Gennady Rakitin (Геннадий Ракитин) is a fictional Russian poet created as a hoax by an anonymous group of anti-Putin Russian exiles led by Andrey Zakharov. In mid-2023, they began to translate Nazi propagandistic poems, written in the 1930s and 1940s in Nazi Germany to celebrate Nazism, fascism, and to honor Adolf Hitler, into Russian with minimal changes and published those poems as patriotic verses celebrating Russia's war in Ukraine and the Russian leader and President Vladimir Putin on a Russian social media platform. The barely disguised Nazi poems drew significant attention in Russia, duping people from all walks of society that include Kremlin officials and nearly a hundred State Duma deputies and even winning some influential poetry competition awards. In June 2024, after finally giving up on Russian authorities getting the message, the Russian exiles revealed that Gennady Rakitin was a hoax and the Z poems were translated from old Nazi poems. According to the participants, this hoax was created to debunk Putin's claim of anti-Nazism in the Russian invasion of Ukraine and to showcase similarities between Putinism and Nazism.

==Hoax==
The Russian anti-Putin exiles created a 49-year-old poet named Gennady Rakitin with his black-and-white image created with AI. Gennady Rakitin was set as a graduate of the Philology Department at Moscow State University. In mid-2023, they published 18 poems on VKontakte to "pay tribute" to the "heroic sacrifices" of Russian soldiers in the Russian invasion of Ukraine and the "great leader" Vladimir Putin. In fact, these verses were translations of Nazi Germany's propaganda written in the 1930s and 1940s with minimal changes such as replacing "Germany", "Hitler" and "nameless Storm Troopers" with "Russia", "Putin" and "nameless Wagner Group mercenaries".

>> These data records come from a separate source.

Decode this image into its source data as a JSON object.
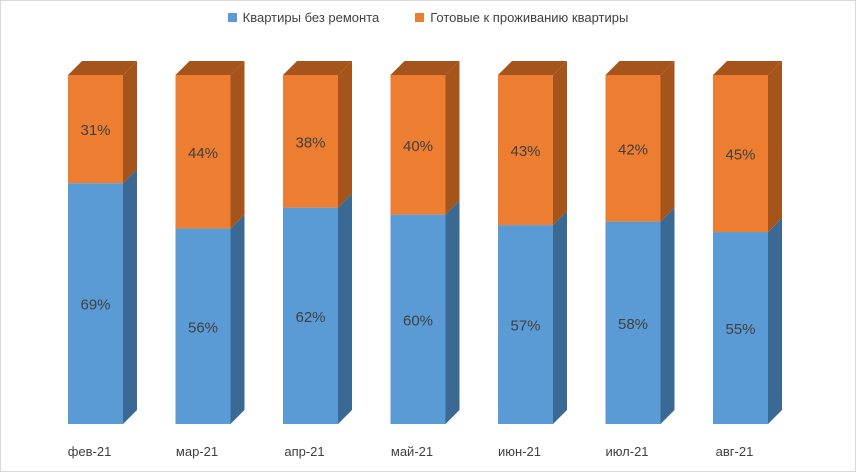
{
  "chart_data": {
    "type": "bar",
    "stacked": true,
    "percent_stacked": true,
    "three_d": true,
    "categories": [
      "фев-21",
      "мар-21",
      "апр-21",
      "май-21",
      "июн-21",
      "июл-21",
      "авг-21"
    ],
    "series": [
      {
        "name": "Квартиры без ремонта",
        "color": "#5b9bd5",
        "values": [
          69,
          56,
          62,
          60,
          57,
          58,
          55
        ],
        "labels": [
          "69%",
          "56%",
          "62%",
          "60%",
          "57%",
          "58%",
          "55%"
        ]
      },
      {
        "name": "Готовые к проживанию квартиры",
        "color": "#ed7d31",
        "values": [
          31,
          44,
          38,
          40,
          43,
          42,
          45
        ],
        "labels": [
          "31%",
          "44%",
          "38%",
          "40%",
          "43%",
          "42%",
          "45%"
        ]
      }
    ],
    "title": "",
    "xlabel": "",
    "ylabel": "",
    "ylim": [
      0,
      100
    ],
    "grid": false,
    "legend_position": "top"
  }
}
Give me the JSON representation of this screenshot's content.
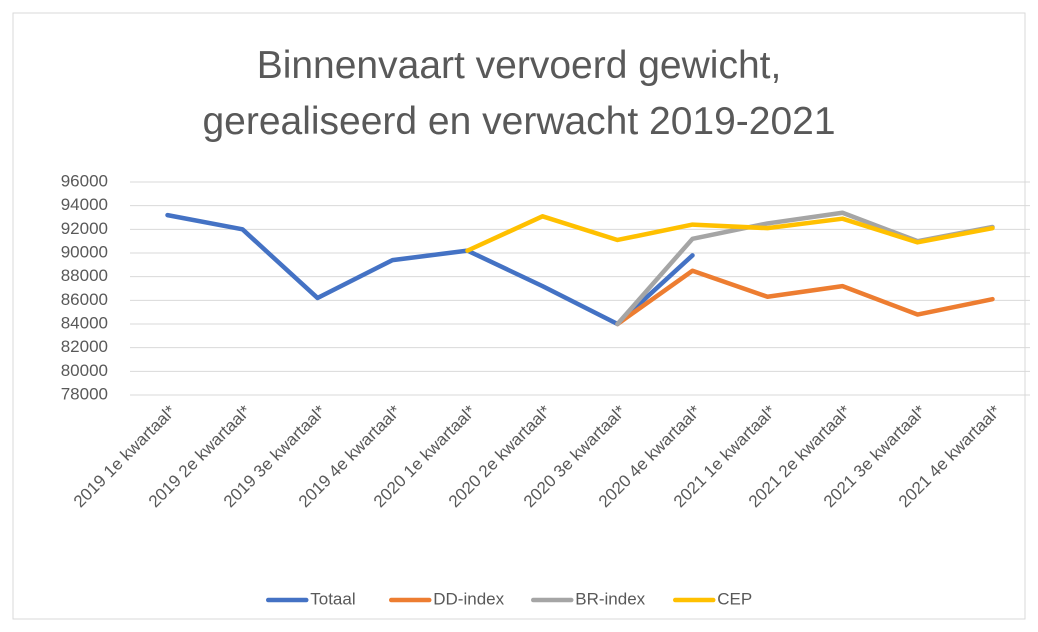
{
  "chart_data": {
    "type": "line",
    "title": "Binnenvaart vervoerd gewicht, gerealiseerd en verwacht 2019-2021",
    "categories": [
      "2019 1e kwartaal*",
      "2019 2e kwartaal*",
      "2019 3e kwartaal*",
      "2019 4e kwartaal*",
      "2020 1e kwartaal*",
      "2020 2e kwartaal*",
      "2020 3e kwartaal*",
      "2020 4e kwartaal*",
      "2021 1e kwartaal*",
      "2021 2e kwartaal*",
      "2021 3e kwartaal*",
      "2021 4e kwartaal*"
    ],
    "series": [
      {
        "name": "Totaal",
        "color": "#4472c4",
        "values": [
          93200,
          92000,
          86200,
          89400,
          90200,
          87200,
          84000,
          89800,
          null,
          null,
          null,
          null
        ]
      },
      {
        "name": "DD-index",
        "color": "#ed7d31",
        "values": [
          null,
          null,
          null,
          null,
          null,
          null,
          84000,
          88500,
          86300,
          87200,
          84800,
          86100
        ]
      },
      {
        "name": "BR-index",
        "color": "#a5a5a5",
        "values": [
          null,
          null,
          null,
          null,
          null,
          null,
          84000,
          91200,
          92500,
          93400,
          91000,
          92200
        ]
      },
      {
        "name": "CEP",
        "color": "#ffc000",
        "values": [
          null,
          null,
          null,
          null,
          90200,
          93100,
          91100,
          92400,
          92100,
          92900,
          90900,
          92100
        ]
      }
    ],
    "ylim": [
      78000,
      96000
    ],
    "yticks": [
      78000,
      80000,
      82000,
      84000,
      86000,
      88000,
      90000,
      92000,
      94000,
      96000
    ],
    "grid": true,
    "legend": "bottom"
  }
}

You are like a gardener in his own garden,

Reaping the fruits of heavy labor.

The people rejoice, the flags are raised high,

And time quietly comes into its own.
— Written using a translation of the poem “Führer” by the Nazi and antisemite Eberhard Möller. The post was accompanied by a photograph of Vladimir Putin.

The poem "Leader", which was posted with Putin's masculine picture, is actually "Fuhrer", an antisemitic Nazi propagandistic work written by Eberhard Wolfgang Möller in 1938. Möller had joined the Nazi Party even before Hitler came to power.

Other Nazi authors whose works were adapted by the group include Herybert Menzel, a Sturmabteilung member who joined the Nazi Party in 1933, and songwriter Heinrich Anacker.

==Impact==
The verses were reposted on VKontakte by many. About 100 State Duma deputies, 30 senators, and several Kremlin officials were taken in and added Gennady Rakitin as "friends". These include State Duma deputies Dmitry Kuznetsov and Nina Ostanina, senators Dmitry Rogozin and Andrey Klishas, Putin's cultural advisor Elena Yampolskaya, and pro-Kremlin "war correspondent" Yuri Kotenok.

In June 2024, one of Rakitin's poems won a prize at an All-Russian Patriotic Poetry Competition held by the Kaluga branch of the Union of Writers of Russia, reaching the semifinals in the "Poems about war and defenders of the Motherland" category. Another poem won the Tvardovsky Patriotic Poetry Competition.